Delaware Port Urges Toll-Hike Delay

Delaware River Port Authority board members continue to push for a delay of toll and fare increases as its financial advisers warn of potential credit-rating downgrades and fiscal pressures the bistate agency may face if it postpones future revenue enhancements.

While the DRPA's board Wednesday tabled a resolution to delay a $1 bridge-toll increase from July 2011 to July 2012, officials will further review how the agency can postpone the hike and avoid downgrades. The board discussed the issue of delaying the toll hike and how that might affect the DRPA during a special four-hour meeting.

It is anticipated that the board will move to vote on delaying the July 1 toll hike at its Dec. 15 meeting. It could also vote at that meeting on postponing a 10% fare increase on its light-rail Port Authority Transit Corp., or PATCO, line. The fare boost is set for Jan. 1. Commissioner Jeffrey Nash, vice chairman of the board and a Camden County freeholder, would like to move that fare increase to July 1, the same start-date as the toll increase, or later.

While the board would like to ease costs for its customers and delay toll and fare increases, DRPA staff and its outside financial advisers, Acacia Financial Group Inc. and Public Financial Management Inc., have repeatedly warned the commissioners that Moody's Investors Service and Standard & Poor's are keeping on eye on DRPA toll increases.

If Moody's and Standard & Poor's both downgrade the authority by one notch, it would face a $220 million swap termination or collateralization payment to UBS Securities LLC, counterparty on two DRPA swaps. Making that payment would shrink the authority's general fund to between $20 million and $30 million, and could prompt further downgrades John Hanson, DRPA's chief financial officer, said in a phone interview.

A one-notch downgrade by either rating agency would prompt higher costs on the DRPA's letters of credit and boost those expenses by about 20 basis points a year, or $1.2 million to $1.3 million of additional debt-service payments annually, Hanson said.

If the toll debate prohibits the DRPA from finalizing its 2011 operating budget by Dec. 31, that could turn its $700 million of variable-rate bonds into bank bonds. That would require the authority to pay an 11% interest rate on the variable-rate bonds, unless it refinanced the debt into fixed rate. Hanson considers that a "doomsday" scenario, but did educate the commissioners on that potential risk.

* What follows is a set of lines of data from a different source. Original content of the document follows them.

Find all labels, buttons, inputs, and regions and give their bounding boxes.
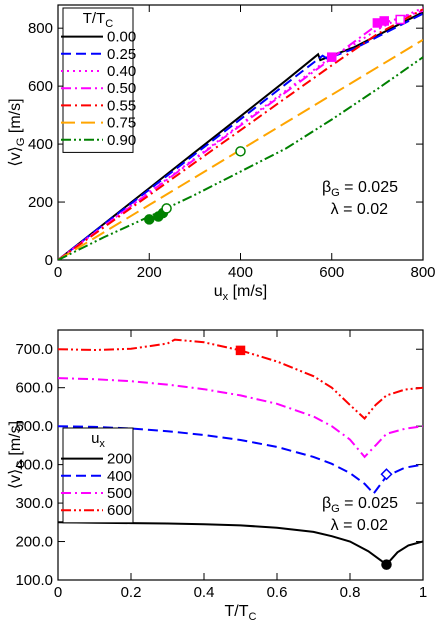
legend-label-0.00: 0.00 <box>107 29 136 46</box>
series-line-600 <box>58 338 423 420</box>
bottom-chart: 0 0.2 0.4 0.6 0.8 1 100.0 200.0 300.0 400.0 500.0 6… <box>7 329 427 623</box>
annotation-lambda: λ = 0.02 <box>331 201 388 218</box>
series-line-0.25 <box>58 12 423 260</box>
legend-label-0.90: 0.90 <box>107 132 136 149</box>
legend-label-0.55: 0.55 <box>107 97 136 114</box>
x-tick-label: 0 <box>54 264 62 281</box>
y-tick-label: 800 <box>28 20 53 37</box>
x-tick-label: 0.8 <box>340 584 361 601</box>
x-tick-label: 0.4 <box>194 584 215 601</box>
series-line-0.00 <box>58 11 423 260</box>
marker-circle <box>381 559 392 570</box>
x-tick-label: 200 <box>137 264 162 281</box>
x-tick-label: 0.6 <box>267 584 288 601</box>
y-tick-label: 400 <box>28 136 53 153</box>
top-chart: 0 200 400 600 800 0 200 400 600 800 ux [m/s] ⟨v⟩G [… <box>7 4 436 303</box>
x-tick-label: 800 <box>410 264 435 281</box>
legend: T/TC0.000.250.400.500.550.750.90 <box>61 7 136 153</box>
legend-label-0.25: 0.25 <box>107 46 136 63</box>
y-tick-label: 600 <box>28 78 53 95</box>
x-tick-label: 1 <box>419 584 427 601</box>
marker-diamond <box>380 468 393 481</box>
legend-label-400: 400 <box>107 468 132 485</box>
y-tick-label: 700.0 <box>15 341 53 358</box>
marker-square <box>395 14 405 25</box>
marker-square <box>379 16 389 26</box>
x-axis-label: T/TC <box>225 603 257 623</box>
marker-circle <box>144 214 155 225</box>
y-tick-label: 100.0 <box>15 572 53 589</box>
x-tick-label: 600 <box>319 264 344 281</box>
series-line-500 <box>58 377 423 459</box>
series-line-400 <box>58 425 423 496</box>
series-group <box>58 338 423 566</box>
marker-circle <box>235 146 246 157</box>
marker-square <box>235 345 246 356</box>
annotation-beta: βG = 0.025 <box>322 179 398 199</box>
series-line-0.40 <box>58 6 423 260</box>
y-tick-label: 300.0 <box>15 495 53 512</box>
legend-label-0.50: 0.50 <box>107 80 136 97</box>
annotation-beta: βG = 0.025 <box>322 495 398 515</box>
x-tick-label: 0.2 <box>121 584 142 601</box>
series-line-0.55 <box>58 8 423 260</box>
y-tick-label: 500.0 <box>15 418 53 435</box>
legend-title: T/TC <box>83 10 114 30</box>
legend-label-0.75: 0.75 <box>107 115 136 132</box>
y-axis-label: ⟨v⟩G [m/s] <box>7 421 27 489</box>
x-axis-label: ux [m/s] <box>214 283 268 303</box>
y-axis-label: ⟨v⟩G [m/s] <box>7 98 27 166</box>
legend-label-500: 500 <box>107 485 132 502</box>
marker-circle <box>161 203 172 214</box>
legend-box <box>62 7 134 153</box>
marker-square <box>327 52 337 62</box>
annotation-lambda: λ = 0.02 <box>331 517 388 534</box>
legend-label-200: 200 <box>107 451 132 468</box>
series-line-0.90 <box>58 56 423 260</box>
y-tick-label: 0 <box>45 252 53 269</box>
y-tick-label: 200 <box>28 194 53 211</box>
x-tick-label: 400 <box>228 264 253 281</box>
y-tick-label: 200.0 <box>15 534 53 551</box>
legend-label-0.40: 0.40 <box>107 63 136 80</box>
y-tick-label: 600.0 <box>15 380 53 397</box>
legend-title: ux <box>91 430 105 450</box>
legend-label-600: 600 <box>107 502 132 519</box>
y-tick-label: 400.0 <box>15 457 53 474</box>
x-tick-label: 0 <box>54 584 62 601</box>
series-line-200 <box>58 521 423 566</box>
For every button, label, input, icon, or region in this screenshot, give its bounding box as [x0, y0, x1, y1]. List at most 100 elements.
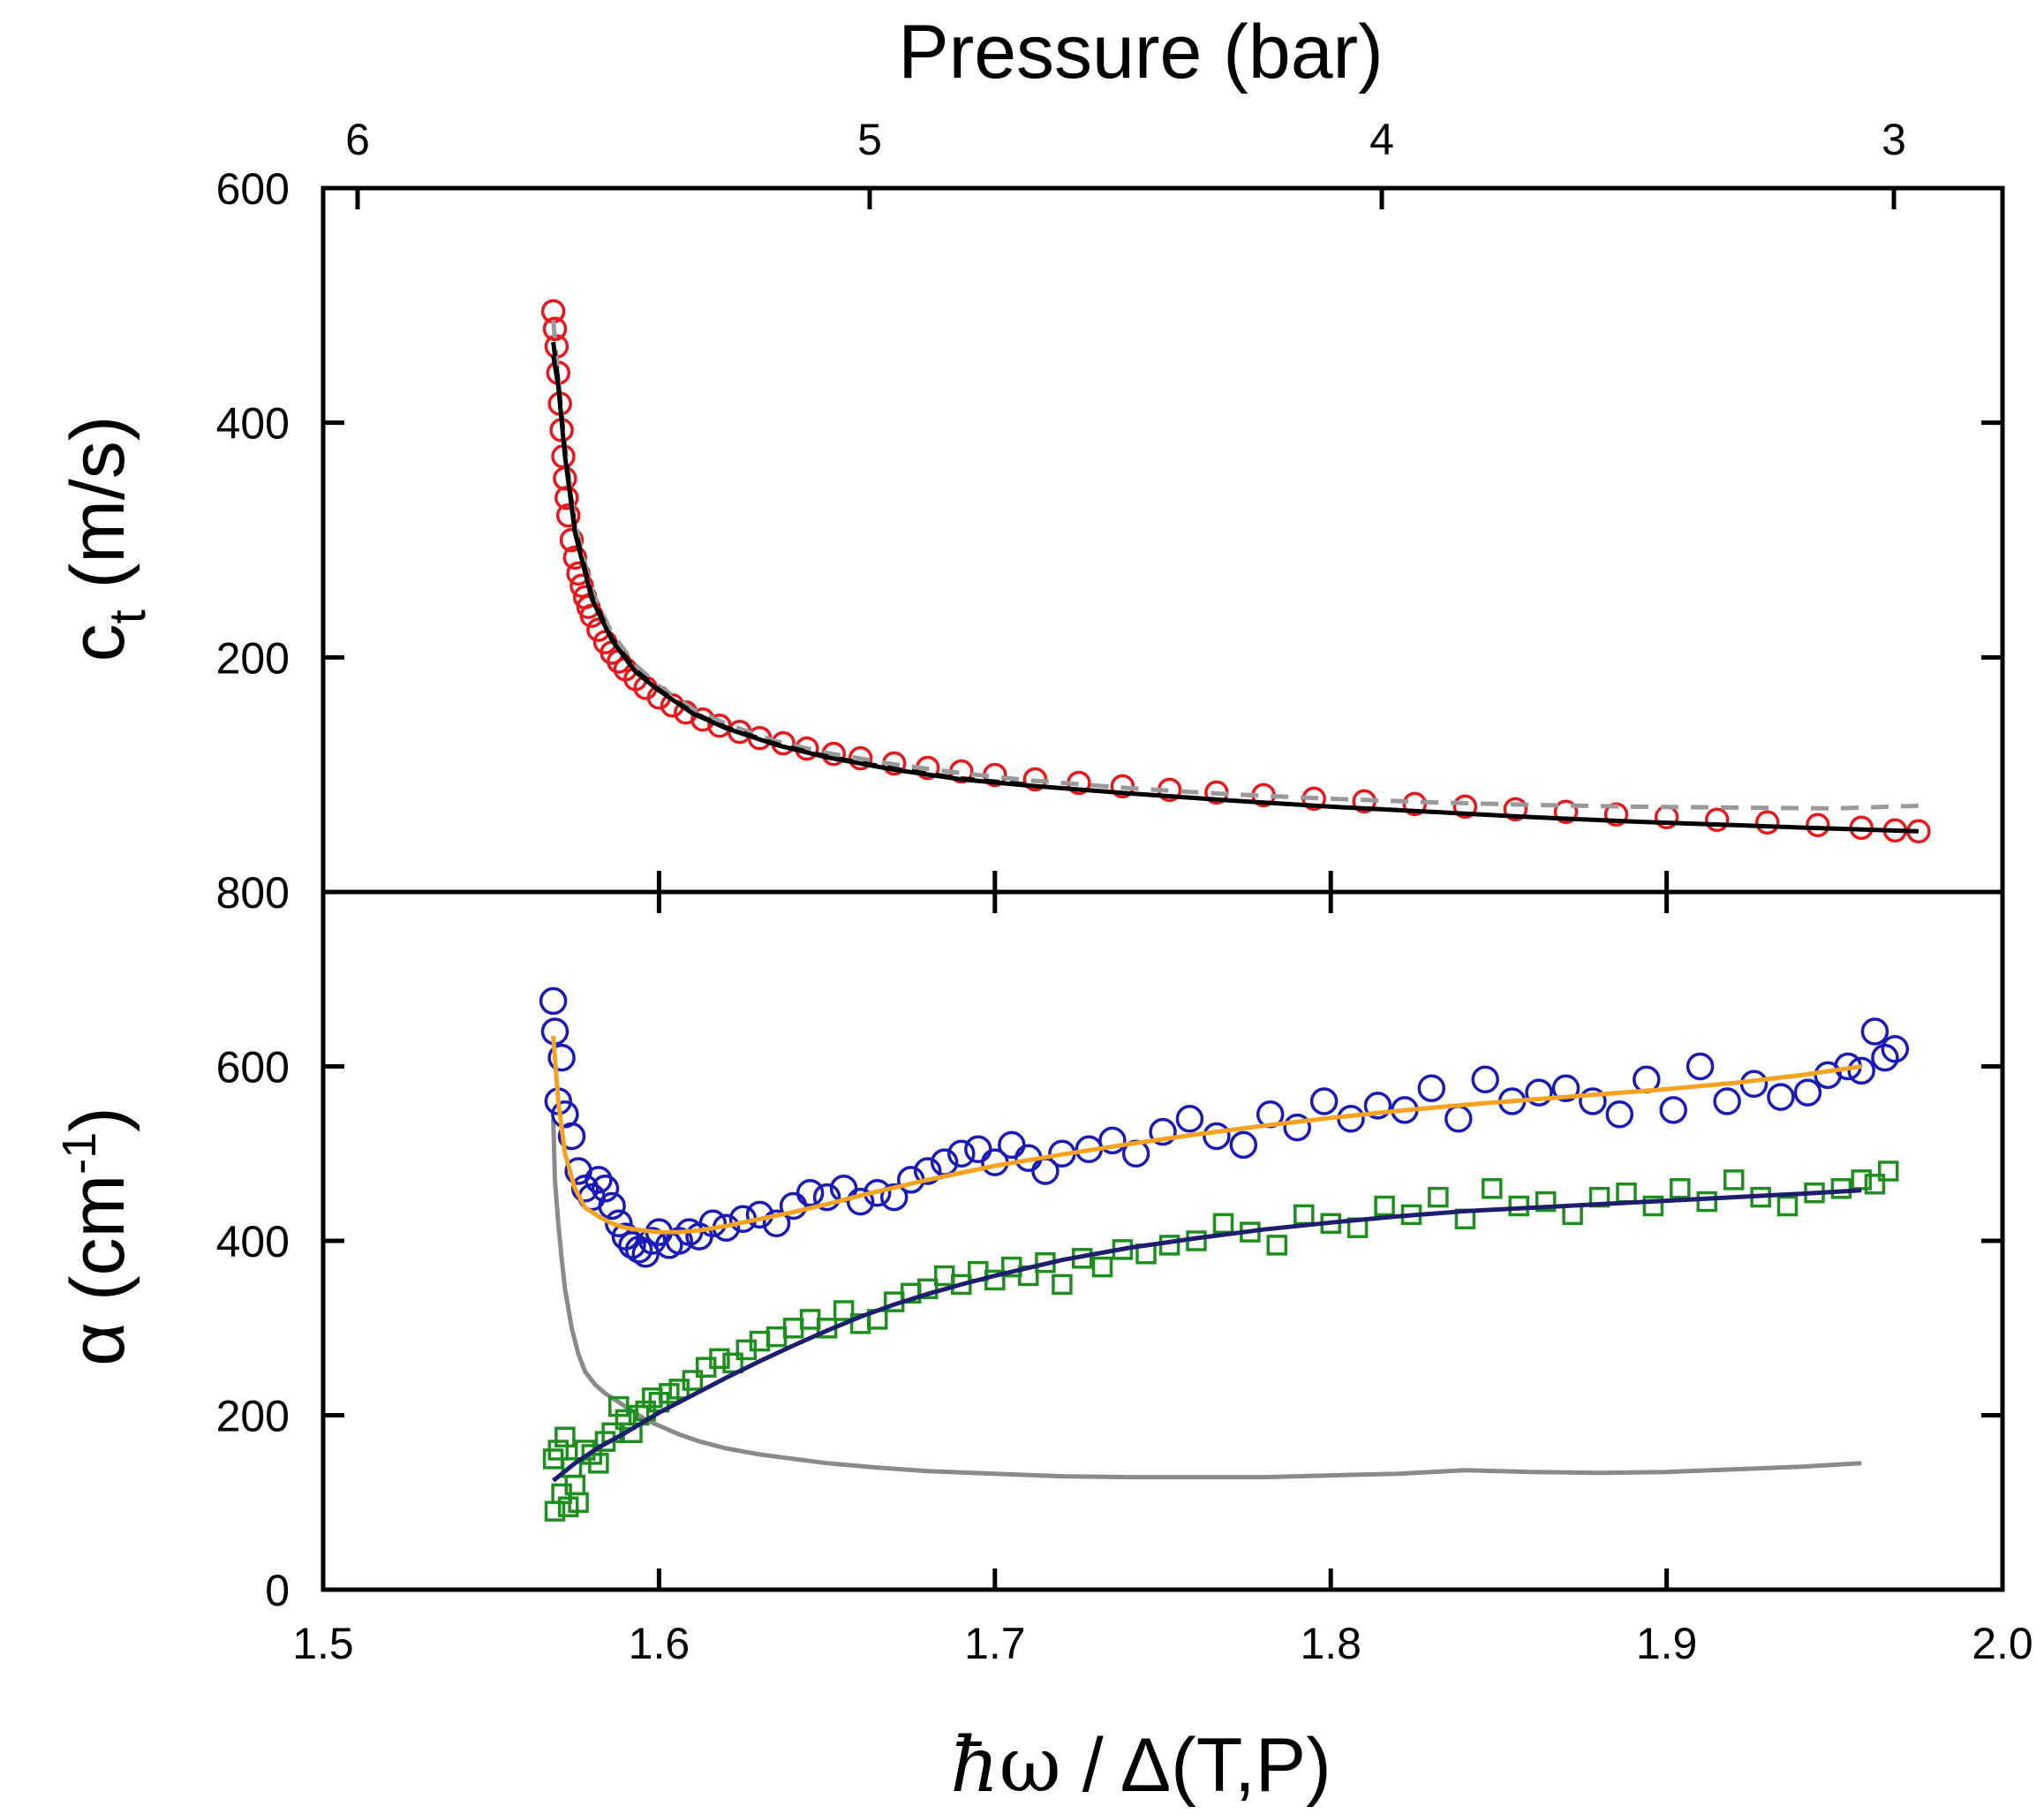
- data-point-circle: [1860, 1017, 1889, 1046]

"What we would do is we would find a way to refinance those bonds and we would take them away from whoever the bank was that did that and we would wind up doing business with somebody else," Hanson said.

Moody's rates the DRPA's $1.3 billion of outstanding debt A3 with a negative outlook. Standard & Poor's rates the credit A-minus with a stable outlook.

Peter Nissen, managing director at Acacia Financial, estimates that a one-notch downgrade by one rating agency could require the authority to pay 40 to 50 basis points more when borrowing in the future, costing $2 million to $3 million in additional debt service each year.

If the board delays the July 1 toll increase, it will be the DRPA's second toll-hike postponement. The tolls were set to increase on Sept. 1 but the board pushed that $1 toll hike to July 1, 2011 at its December 2009 meeting.

"The postponement in additional toll increases will be an important factor in the rating moving forward given the size of the anticipated capital program and the revenues needed to support such a large program," Moody's said in a March 25 report.

Standard & Poor's analyst Adam Torres said the rating agency is concerned about the DRPA issuing new-money debt absent a toll increase."If it's delayed and they still go forward with plans to issue additional debt in 2011 as they had planned to, then it would be a concern," he said.

Hanson anticipates the DRPA would need to issue new-money debt in late 2011 or early 2012 as capital funds on hand will run out by that time.